The compiler obviously must generate a new free function definition for closures with free variables (hence the name of the function you see in the interactive shell, or in debug output). The captured MFA of the closure is this generated function. The runtime distinguishes between the two types of closures (function captures vs actual closures) based on the metadata of the func value itself.

Like I mentioned near the top, it's worth bearing in mind that the compiler can also do quite a bit of simplification and optimization during compilation to BEAM - so there may be cases where you end up with a function capture instead of a closure, because the compiler was able to remove the need for the free variable in cases like your example, but I can't recall what erlc specifically does and does not do in that regard.

[Muromec]

> let's assume that `Val` is an argument to the current function in which `SumFun` is defined, and so the compiler cannot reason about the actual value that was bound.

That was exactly the case I was talking about, because otherwise there is no need to even make arity 2 function. If the value is known at compile time, the constant is embedded into the body of inlined function.

>At runtime, when the closure is executed, the underlying function receives the closure environment, from which it loads any free vars.

To my understanding, no it doesn't, as the value is resolved when the function pointed is created, not when the underlying function executes, which the code you linked shows too. I know it uses the "env" as a structure field, but it's partial application, not the actual closure which has access to parent scope.

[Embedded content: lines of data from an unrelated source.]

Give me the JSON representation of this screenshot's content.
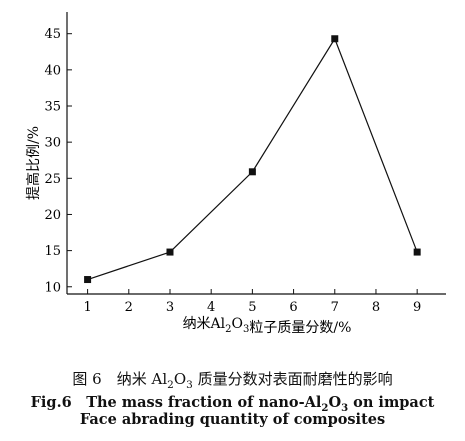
{
  "chart_data": {
    "type": "line",
    "x": [
      1,
      3,
      5,
      7,
      9
    ],
    "values": [
      11,
      14.8,
      25.9,
      44.3,
      14.8
    ],
    "xlim": [
      0.5,
      9.7
    ],
    "ylim": [
      9,
      48
    ],
    "xticks": [
      "1",
      "2",
      "3",
      "4",
      "5",
      "6",
      "7",
      "8",
      "9"
    ],
    "yticks": [
      "10",
      "15",
      "20",
      "25",
      "30",
      "35",
      "40",
      "45"
    ],
    "xlabel": "纳米Al2O3粒子质量分数/%",
    "ylabel": "提高比例/%",
    "marker": "square",
    "grid": false,
    "color": "#111111"
  },
  "caption": {
    "cn": "图 6　纳米 Al2O3 质量分数对表面耐磨性的影响",
    "en_line1": "Fig.6　The mass fraction of nano-Al2O3 on impact",
    "en_line2": "Face abrading quantity of composites"
  }
}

Consider two counter examples in python:

    for x in range(1,10): ret.append(partial(lambda y: y*2, x)) # that's what erlang does

    for x in range(1,10): ret.append(partial(x, lambda y: y*2)) # that's an actual closure, as all lambdas will return 18 because x is captured from the parent context

But then again, it doesn't matter since variables are assigned only once.

>Like I mentioned near the top, it's worth bearing in mind that the compiler can also do quite a bit of simplification and optimization during compilation to BEAM - so there may be cases where you end up with a function capture instead of a closure, because the compiler was able to remove the need for the free variable in cases like your example, but I can't recall what erlc specifically does and does not do in that regard.

I was looking into it a week ago, and erlc does what I described when it can't figure out the constant at compile time.

add: If we are at it, BEAM doesn't even know about variables, only values and registers anyway, so it has nothing to capture anyway.

[bitwalker]

> To my understanding, no it doesn't, as the value is resolved when the function pointed is created, not when the underlying function executes, which the code you linked shows too. I know it uses the "env" as a structure field, but it's partial application, not the actual closure which has access to parent scope

The code I linked literally shows that the closed-over terms are written into the closure environment when the fun is created, and if any term is a heap allocated object, it isn't copied into the closure, only the pointer is written into the env. The only reason you can't observe the effects of mutability here is because, unlike Python, there is no way to mutate bindings in Erlang.

Again, this isn't partial application - not in implementation nor in semantics.

[Muromec]

>Again, this isn't partial application - not in implementation nor in semantics.

Maybe you will change your opinion if you take a look at the code 'erlc -S' produces for the inline function.